Monday 13 January 2020 5:21 am

How to quit your job with royal grace like Harry and Meghan

Laura Glendenning is head of Tiger Private.

We can all sympathise with Harry and Meghan’s predicament. You take a nice long break over the Christmas period, perhaps squeeze in a few days abroad and enjoy some long walks at one with nature. The fresh air clears your head (or maybe it was that extra glass of prosecco?) and you realise that you’ve had enough. 

Your current job just isn’t working, your boss doesn’t appreciate you, and you want out. You vow to throw in the towel on your first day back at work — that’ll show them. 

Plenty of us will have had a similar experience at some point in our careers. In fact, maybe that’s exactly how you were feeling last week, as you pondered the trudge back to a job that you don’t enjoy and where you no longer feel motivated or valued, particularly after a couple of weeks of uninterrupted leisure time. 

It’s no wonder that January is such a popular time for job hunting and resignations. But is quitting your job so suddenly and dramatically — like the Sussexes have — really the way to go? 

As Harry and Meghan may now be realising, how you handle your exit from your current role can be just as important as how you find a new one, to ensure that you don’t burn your bridges or damage your reputation in the process. So, before following through on career decisions made after one too many Christmas sherries, consider these important pieces of advice.  

Don’t tell the office gossip before your boss

You might be buzzing with excitement about your big decision, but try to keep it under your hat until the most important people know. 

Admittedly, most of us don’t have to worry about breaking bad news to the Queen, but whatever your relationship with your boss and colleagues, they have the right to hear it from you first — and with plenty of notice.
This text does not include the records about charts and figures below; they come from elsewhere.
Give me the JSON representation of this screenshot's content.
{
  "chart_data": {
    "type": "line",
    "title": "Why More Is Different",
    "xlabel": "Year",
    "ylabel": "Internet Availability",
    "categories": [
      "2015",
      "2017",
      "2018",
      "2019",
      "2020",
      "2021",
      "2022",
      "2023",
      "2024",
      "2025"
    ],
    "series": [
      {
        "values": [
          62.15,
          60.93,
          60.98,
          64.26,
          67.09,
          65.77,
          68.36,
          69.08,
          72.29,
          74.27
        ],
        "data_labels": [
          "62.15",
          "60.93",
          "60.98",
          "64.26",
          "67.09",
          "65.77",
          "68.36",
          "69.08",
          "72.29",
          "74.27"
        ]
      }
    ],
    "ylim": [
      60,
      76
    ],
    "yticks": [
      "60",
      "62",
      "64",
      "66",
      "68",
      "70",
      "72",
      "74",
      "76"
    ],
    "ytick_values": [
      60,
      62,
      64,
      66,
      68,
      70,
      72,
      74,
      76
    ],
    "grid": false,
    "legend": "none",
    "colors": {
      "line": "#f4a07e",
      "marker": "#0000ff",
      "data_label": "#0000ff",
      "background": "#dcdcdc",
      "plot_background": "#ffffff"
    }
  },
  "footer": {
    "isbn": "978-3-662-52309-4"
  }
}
That way, they can manage the situation both internally and externally, and preempt any issues or questions.

Don’t brag on social media

Whatever you do, don’t tell your social followers before your employer, and even once your boss does know, restrain from talking publicly about the decision until you’ve agreed when and how you’ll announce the news to clients and other stakeholders. 

Nobody can make you keep quiet of course, and both parties need to be happy with the agreed approach, 

but keeping things private initially will help you, your new boss, and your existing employer to organise a smooth transition.  

Don’t look too smug

It’s hard not to feel pleased with yourself as you sail off into the sunset, but try to keep a lid on the smug face as much as possible. 

Things may look rosy for you now, but you never know what lies ahead, and things might not pan out quite as you hope. 

Instead, focus on the positive opportunities and experiences that your current role has given you, and be as gracious as possible when letting people know that you’re leaving. You never know when you might need their goodwill in the future. 

Don’t overshare

Finally, whatever the reasons for your departure, be respectful of your current employer and discreet about any issues you’ve faced, as well as any sensitive or confidential details about your situation. 

Gossip spreads fast — both among your colleagues and further afield — and you don’t want to get a reputation for backstabbing or indiscretion. Mudslinging in public is never a good look, so keep things as amicable as possible — even if you don’t necessarily mean it.

We don’t yet know how Harry and Meghan’s decision to reject royalty will play out, but good luck to them.